Punished but not finished

Ready to soldier on: Cheam June Wei in action for Malaysia against Japan in the Thomas Cup Finals in Aarhus, Denmark. — AP

PETALING JAYA: It’s demoralising to be sent back home after failure to meet one’s target.

But that’s exactly what has happened to singles shuttler Cheam June Wei after he lost in the quarter-finals of the Czech Open and limped out of the Belgium International with an ankle injury last month.

He lost 19-21, 21-15, 17-21 to world No. 97 Siril Verma of India in the quarter-finals of the Czech Open and retired after 23-25, 2-11 against Kim Bruun of Denmark in the first round of the Belgium meet.

In the same two international tournaments, his junior Ng Tze Yong emerged as the runners-up and champion respectively.

The Badminton Association of Malaysia (BAM) decided to withdraw June Wei from three International Challenge tournaments in Europe - Ireland (Nov 17-20), Scotland (Nov 25-28) and Wales (Dec 1-4) and he is back in Kuala Lumpur.

Although disappointed that he did not win a title during his European stint, the 24-year-old June Wei has vowed to soldier on.
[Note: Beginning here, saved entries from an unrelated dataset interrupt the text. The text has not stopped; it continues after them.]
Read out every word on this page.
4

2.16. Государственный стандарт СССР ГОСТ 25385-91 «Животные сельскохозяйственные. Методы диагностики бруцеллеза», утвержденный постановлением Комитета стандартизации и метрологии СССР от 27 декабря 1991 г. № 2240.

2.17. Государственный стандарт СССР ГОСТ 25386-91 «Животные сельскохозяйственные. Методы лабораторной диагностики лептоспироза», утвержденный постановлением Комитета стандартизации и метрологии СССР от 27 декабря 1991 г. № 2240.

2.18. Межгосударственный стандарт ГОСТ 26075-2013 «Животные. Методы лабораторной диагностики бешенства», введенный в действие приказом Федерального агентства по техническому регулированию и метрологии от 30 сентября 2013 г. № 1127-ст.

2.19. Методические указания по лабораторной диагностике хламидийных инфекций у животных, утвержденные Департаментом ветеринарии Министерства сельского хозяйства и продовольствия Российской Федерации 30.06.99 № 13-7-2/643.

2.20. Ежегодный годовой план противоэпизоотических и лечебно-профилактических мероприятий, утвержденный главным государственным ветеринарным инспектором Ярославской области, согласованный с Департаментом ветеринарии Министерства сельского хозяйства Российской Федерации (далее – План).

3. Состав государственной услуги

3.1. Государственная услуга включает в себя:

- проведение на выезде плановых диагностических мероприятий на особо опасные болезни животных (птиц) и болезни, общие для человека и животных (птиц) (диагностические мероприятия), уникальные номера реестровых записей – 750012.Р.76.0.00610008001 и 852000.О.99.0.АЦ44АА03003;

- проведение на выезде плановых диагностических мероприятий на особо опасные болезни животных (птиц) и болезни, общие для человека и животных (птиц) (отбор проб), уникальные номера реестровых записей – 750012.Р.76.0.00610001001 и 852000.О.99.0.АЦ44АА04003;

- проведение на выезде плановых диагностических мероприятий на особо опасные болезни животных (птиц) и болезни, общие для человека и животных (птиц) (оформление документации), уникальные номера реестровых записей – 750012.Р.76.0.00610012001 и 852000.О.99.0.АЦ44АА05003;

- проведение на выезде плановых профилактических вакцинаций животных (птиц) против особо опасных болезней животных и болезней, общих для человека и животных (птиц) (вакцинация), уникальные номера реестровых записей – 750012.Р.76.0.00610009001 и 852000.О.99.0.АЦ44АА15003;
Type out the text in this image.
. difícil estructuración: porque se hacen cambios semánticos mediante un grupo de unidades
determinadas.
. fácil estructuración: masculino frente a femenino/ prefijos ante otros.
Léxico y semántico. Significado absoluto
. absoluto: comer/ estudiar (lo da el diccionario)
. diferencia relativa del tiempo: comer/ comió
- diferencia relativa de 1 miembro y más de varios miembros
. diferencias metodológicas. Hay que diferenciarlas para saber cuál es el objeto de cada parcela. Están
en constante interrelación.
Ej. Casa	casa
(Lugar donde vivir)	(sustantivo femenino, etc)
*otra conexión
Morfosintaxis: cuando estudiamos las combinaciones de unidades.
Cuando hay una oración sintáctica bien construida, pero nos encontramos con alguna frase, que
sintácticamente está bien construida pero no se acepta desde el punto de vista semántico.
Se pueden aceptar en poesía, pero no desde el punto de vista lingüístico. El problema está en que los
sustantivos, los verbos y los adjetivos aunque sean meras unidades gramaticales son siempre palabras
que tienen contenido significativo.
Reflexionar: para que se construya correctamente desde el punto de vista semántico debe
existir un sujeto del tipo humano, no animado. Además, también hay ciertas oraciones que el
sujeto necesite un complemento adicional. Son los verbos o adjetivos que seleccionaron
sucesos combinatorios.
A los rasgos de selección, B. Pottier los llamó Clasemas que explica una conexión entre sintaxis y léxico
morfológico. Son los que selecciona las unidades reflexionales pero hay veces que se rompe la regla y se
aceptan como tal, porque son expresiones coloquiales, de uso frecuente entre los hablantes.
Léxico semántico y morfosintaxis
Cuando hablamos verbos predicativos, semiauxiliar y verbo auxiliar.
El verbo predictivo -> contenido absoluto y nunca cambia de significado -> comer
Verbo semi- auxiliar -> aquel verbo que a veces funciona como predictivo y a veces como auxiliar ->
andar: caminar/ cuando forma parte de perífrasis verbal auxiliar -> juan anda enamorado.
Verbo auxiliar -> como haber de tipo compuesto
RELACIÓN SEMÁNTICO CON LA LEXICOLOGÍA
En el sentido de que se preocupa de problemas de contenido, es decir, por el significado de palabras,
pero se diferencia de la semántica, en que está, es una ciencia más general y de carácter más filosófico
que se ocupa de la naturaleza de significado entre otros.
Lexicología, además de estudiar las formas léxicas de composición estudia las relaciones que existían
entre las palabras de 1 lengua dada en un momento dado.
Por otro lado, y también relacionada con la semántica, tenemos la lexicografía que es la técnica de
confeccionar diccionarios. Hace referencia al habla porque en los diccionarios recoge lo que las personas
“I was supposed to continue playing in Ireland, Scotland and Wales but a decision has been made to send me back home,” said June Wei.

“I didn’t hit the KPI (key performance index) set for me as I lost in the Czech Open.
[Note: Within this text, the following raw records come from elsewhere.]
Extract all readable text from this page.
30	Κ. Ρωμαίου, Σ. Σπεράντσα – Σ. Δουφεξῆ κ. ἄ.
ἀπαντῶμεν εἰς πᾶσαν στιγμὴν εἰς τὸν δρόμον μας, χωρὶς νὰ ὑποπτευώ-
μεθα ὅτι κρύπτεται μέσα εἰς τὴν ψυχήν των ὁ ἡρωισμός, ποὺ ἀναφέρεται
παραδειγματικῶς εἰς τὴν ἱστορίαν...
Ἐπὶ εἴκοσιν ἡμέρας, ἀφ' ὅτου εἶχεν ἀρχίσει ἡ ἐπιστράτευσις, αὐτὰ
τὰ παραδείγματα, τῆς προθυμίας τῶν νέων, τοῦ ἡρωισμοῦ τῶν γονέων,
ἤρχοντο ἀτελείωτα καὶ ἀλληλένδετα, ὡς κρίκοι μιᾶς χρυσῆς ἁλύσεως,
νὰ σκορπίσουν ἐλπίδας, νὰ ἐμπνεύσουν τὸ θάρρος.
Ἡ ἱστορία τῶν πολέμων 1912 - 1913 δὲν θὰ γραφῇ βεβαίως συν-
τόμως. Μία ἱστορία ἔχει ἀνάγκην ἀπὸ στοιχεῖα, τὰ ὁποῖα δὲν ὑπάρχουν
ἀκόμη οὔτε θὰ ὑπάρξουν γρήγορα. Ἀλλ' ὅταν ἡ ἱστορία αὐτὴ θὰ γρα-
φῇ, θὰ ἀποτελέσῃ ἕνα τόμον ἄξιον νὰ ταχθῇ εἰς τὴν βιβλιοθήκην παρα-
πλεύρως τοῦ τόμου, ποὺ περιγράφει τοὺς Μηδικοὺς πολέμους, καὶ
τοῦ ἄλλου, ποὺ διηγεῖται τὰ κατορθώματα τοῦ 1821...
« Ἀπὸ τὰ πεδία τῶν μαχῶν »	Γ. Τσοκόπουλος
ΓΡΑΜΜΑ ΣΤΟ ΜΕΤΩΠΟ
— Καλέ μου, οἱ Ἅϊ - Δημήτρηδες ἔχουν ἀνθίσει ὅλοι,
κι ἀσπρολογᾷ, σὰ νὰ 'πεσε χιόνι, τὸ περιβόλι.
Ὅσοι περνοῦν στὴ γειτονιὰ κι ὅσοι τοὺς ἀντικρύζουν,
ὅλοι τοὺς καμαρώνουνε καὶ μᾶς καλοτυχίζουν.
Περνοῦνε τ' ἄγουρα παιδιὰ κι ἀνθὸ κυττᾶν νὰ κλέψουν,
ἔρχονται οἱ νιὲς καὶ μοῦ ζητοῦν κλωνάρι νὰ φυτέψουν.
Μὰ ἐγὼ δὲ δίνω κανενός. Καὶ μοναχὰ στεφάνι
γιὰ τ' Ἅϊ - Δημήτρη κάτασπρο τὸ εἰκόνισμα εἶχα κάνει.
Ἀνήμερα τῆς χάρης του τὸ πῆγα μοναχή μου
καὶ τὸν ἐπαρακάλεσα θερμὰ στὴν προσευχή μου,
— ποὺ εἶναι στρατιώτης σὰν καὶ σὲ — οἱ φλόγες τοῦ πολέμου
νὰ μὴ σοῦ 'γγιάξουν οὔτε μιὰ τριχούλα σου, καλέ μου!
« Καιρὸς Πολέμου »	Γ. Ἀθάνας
“It’s frustrating. I didn’t win a title.

“I hurt my ankle in Belgium and that’s why I retired. I’ve recovered as it only took a week to heal. Overall, I thought I didn’t play too bad but it was not good enough.”
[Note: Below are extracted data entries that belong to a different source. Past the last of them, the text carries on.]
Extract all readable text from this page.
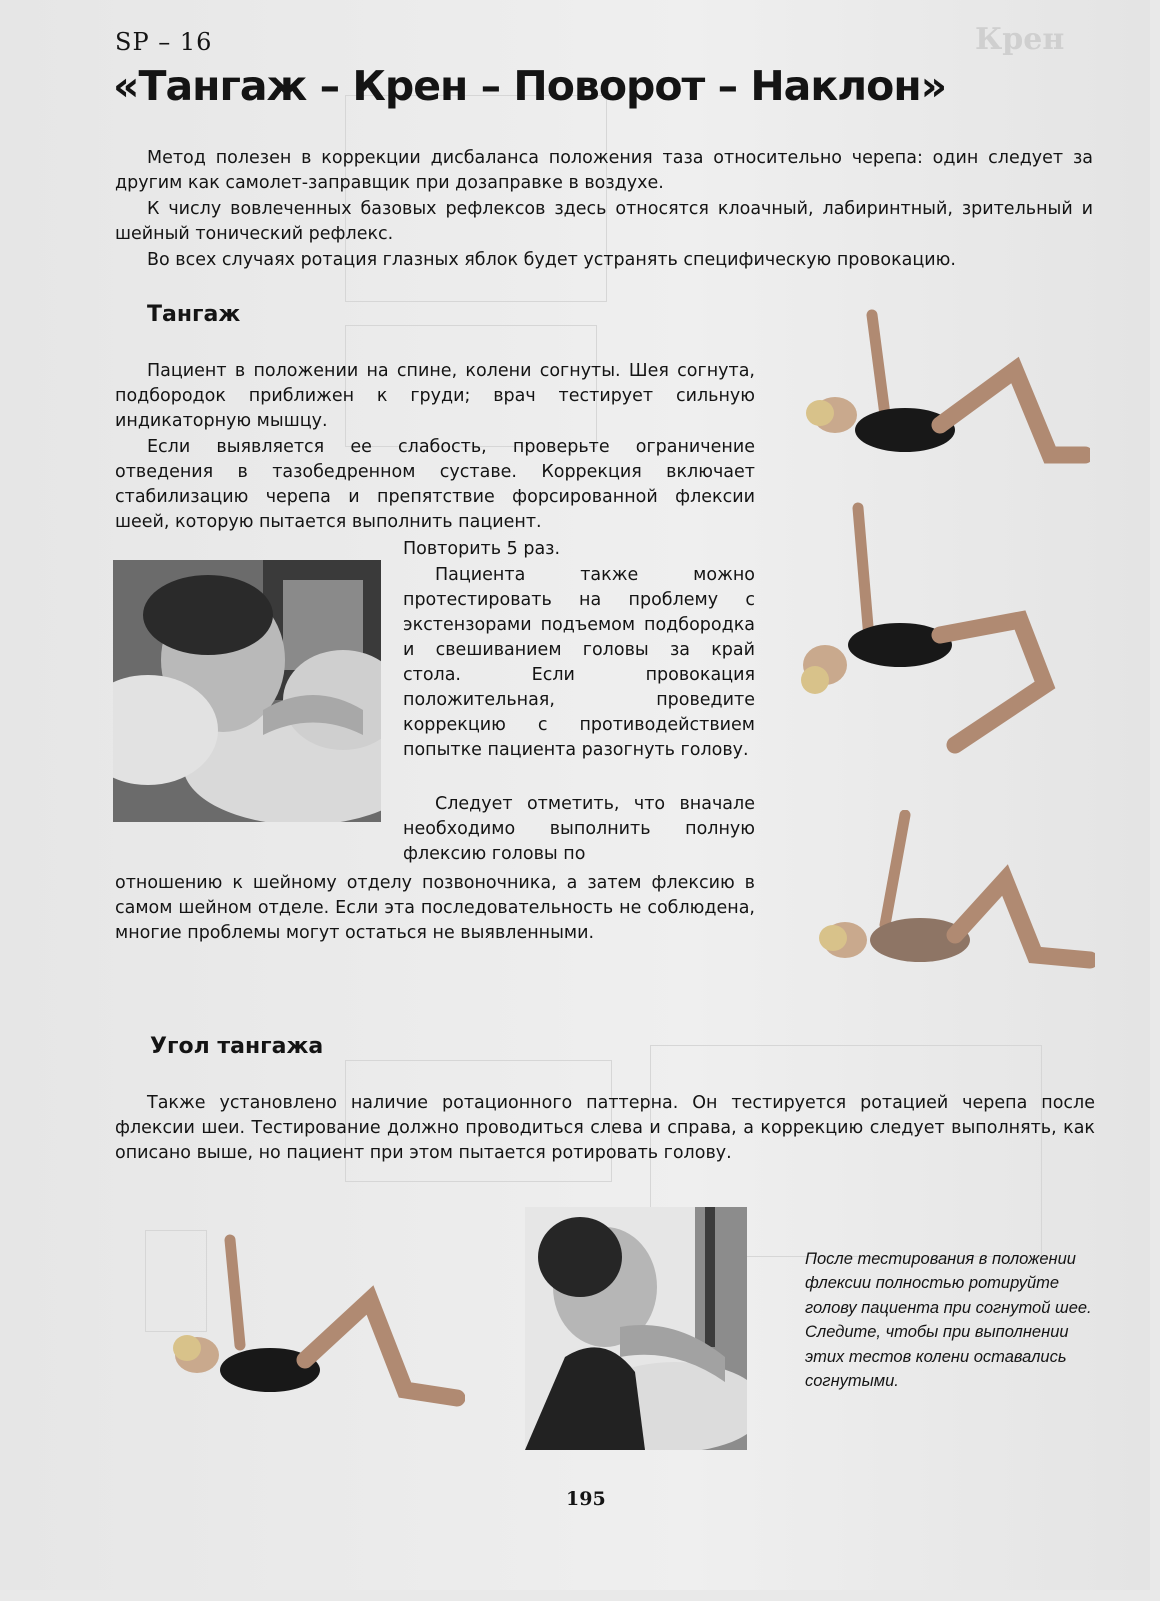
Крен
SP – 16
«Тангаж – Крен – Поворот – Наклон»

Метод полезен в коррекции дисбаланса положения таза относительно черепа: один следует за другим как самолет-заправщик при дозаправке в воздухе.

К числу вовлеченных базовых рефлексов здесь относятся клоачный, лабиринтный, зрительный и шейный тонический рефлекс.

Во всех случаях ротация глазных яблок будет устранять специфическую провокацию.

Тангаж

Пациент в положении на спине, колени согнуты. Шея согнута, подбородок приближен к груди; врач тестирует сильную индикаторную мышцу.

Если выявляется ее слабость, проверьте ограничение отведения в тазобедренном суставе. Коррекция включает стабилизацию черепа и препятствие форсированной флексии шеей, которую пытается выполнить пациент.

Повторить 5 раз.

Пациента также можно протестировать на проблему с экстензорами подъемом подбородка и свешиванием головы за край стола. Если провокация положительная, проведите коррекцию с противодействием попытке пациента разогнуть голову.

Следует отметить, что вначале необходимо выполнить полную флексию головы по

отношению к шейному отделу позвоночника, а затем флексию в самом шейном отделе. Если эта последовательность не соблюдена, многие проблемы могут остаться не выявленными.

Угол тангажа

Также установлено наличие ротационного паттерна. Он тестируется ротацией черепа после флексии шеи. Тестирование должно проводиться слева и справа, а коррекцию следует выполнять, как описано выше, но пациент при этом пытается ротировать голову.

После тестирования в положении флексии полностью ротируйте голову пациента при согнутой шее. Следите, чтобы при выполнении этих тестов колени оставались согнутыми.

195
June Wei also took part in the Thomas Cup Finals in Aarhus, Denmark, as the second singles. He was only fielded in the group ties against Canada and Japan. He beat Jason Anthony Ho-Shue 21-14, 21-14 but lost 20-22, 13-21 to Kanta Tsuneyama.

The world No. 71 will spend time in training to work on his game.

“I’ll wait for the coaches to decide on my next assignment. For now, I’m still motivated to do well in badminton.”

Due to his low ranking, June Wei will not be able to compete in the higher-ranked tournaments - the Indonesian Masters and Indonesian Open this month. With few tournaments left before the year end, June Wei’s world ranking is set to drop again.

He is currently ranked fourth in the country behind Lee Zii Jia (8), Liew Daren (34) and Tze Yong (68), who overtook June Wei after moving six rungs in the latest ranking list.